EL TAROT POÉTICO PROHIBIDO DE H. RUANO. CAPÍTULO 2.


El sumo sacerdote, los amantes y el mago. 

 

Hacía cinco días que Bernardo Lucena moría al caer al vacío en circunstancias sin aclarar, e Iris iba camino al cementerio en aquella tarde esplendorosa. Una vez allí, prefirió mirar, en lugar del féretro que introducían al foso, un árbol que se mecía al viento como lo haría en cualquier otra ocasión, y comparó en su mente los ojos muertos de Bernardo con las pupilas vibrantes de Tadeo, que en ese momento se clavaban pensativas en la lápida. De pronto, un vagabundo anciano y demente que vivía en una esquina afuera de la casa de Abigaíl, donde presentaba algo así como un espectáculo que involucraba latas oxidadas y un zapato viejo, gritó a todo pulmón, como lo hacía cada día en la calle para conminar a damas y caballeros a verlo manipular basura con brazos ondulantes de bailarín:

—¡Es el tarot poético!

Paulino, el asistente personal de Abigaíl, un hombre tan alto y fuerte que inspiraba miedo, se aproximó al viejo para invitarlo a abandonar el camposanto por las buenas, pero éste siguió insistiendo con su absurdo:

—¡El tarot poético! 

Esa tarde, mientras tomaban un refrigerio en casa de Abigaíl, aún conmocionada por la muerte de Bernardo, Iris tuvo el valor de confesarle a Tadeo que lo amaba.

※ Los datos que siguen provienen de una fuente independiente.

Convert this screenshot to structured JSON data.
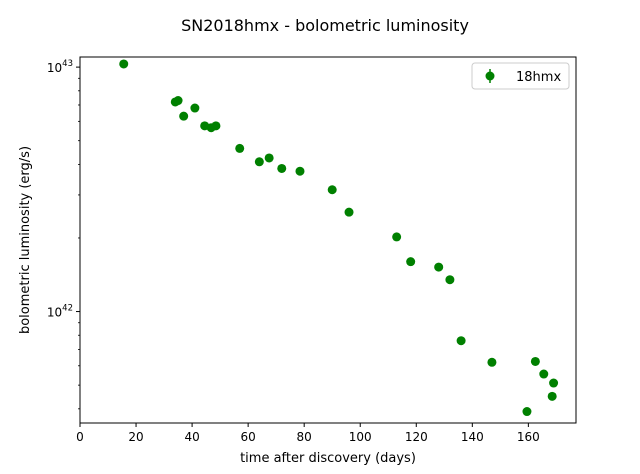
{
  "chart_data": {
    "type": "scatter",
    "title": "SN2018hmx - bolometric luminosity",
    "xlabel": "time after discovery (days)",
    "ylabel": "bolometric luminosity (erg/s)",
    "xlim": [
      0,
      177
    ],
    "ylim": [
      3.5e+41,
      1.1e+43
    ],
    "yscale": "log",
    "grid": false,
    "legend_position": "top-right",
    "x_ticks": [
      0,
      20,
      40,
      60,
      80,
      100,
      120,
      140,
      160
    ],
    "x_tick_labels": [
      "0",
      "20",
      "40",
      "60",
      "80",
      "100",
      "120",
      "140",
      "160"
    ],
    "y_ticks": [
      1e+42,
      1e+43
    ],
    "y_tick_bases": [
      "10",
      "10"
    ],
    "y_tick_exponents": [
      "42",
      "43"
    ],
    "series": [
      {
        "name": "18hmx",
        "color": "#008000",
        "marker": "circle",
        "points": [
          [
            15.6,
            1.03e+43
          ],
          [
            34.0,
            7.2e+42
          ],
          [
            35.0,
            7.3e+42
          ],
          [
            37.0,
            6.3e+42
          ],
          [
            41.0,
            6.8e+42
          ],
          [
            44.5,
            5.75e+42
          ],
          [
            46.8,
            5.65e+42
          ],
          [
            48.5,
            5.75e+42
          ],
          [
            57.0,
            4.65e+42
          ],
          [
            64.0,
            4.1e+42
          ],
          [
            67.5,
            4.25e+42
          ],
          [
            72.0,
            3.85e+42
          ],
          [
            78.5,
            3.75e+42
          ],
          [
            90.0,
            3.15e+42
          ],
          [
            96.0,
            2.55e+42
          ],
          [
            113.0,
            2.02e+42
          ],
          [
            118.0,
            1.6e+42
          ],
          [
            128.0,
            1.52e+42
          ],
          [
            132.0,
            1.35e+42
          ],
          [
            136.0,
            7.6e+41
          ],
          [
            147.0,
            6.2e+41
          ],
          [
            159.5,
            3.9e+41
          ],
          [
            162.5,
            6.25e+41
          ],
          [
            165.5,
            5.55e+41
          ],
          [
            168.5,
            4.5e+41
          ],
          [
            169.0,
            5.1e+41
          ]
        ]
      }
    ]
  }
}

Él la miró un instante con extrañeza, y un dejo de incomodidad. Iris no necesitó más para dar media vuelta y alejarse de él. El rechazo en su mirada era contundente y recibir otra estocada sería mortal. 

Tadeo, no obstante, consideró necesario recordarle con la voz más alta que pudo que tenía una novia formal, y lo sentía mucho. Iris siguió su camino, como si no hubiera escuchado. 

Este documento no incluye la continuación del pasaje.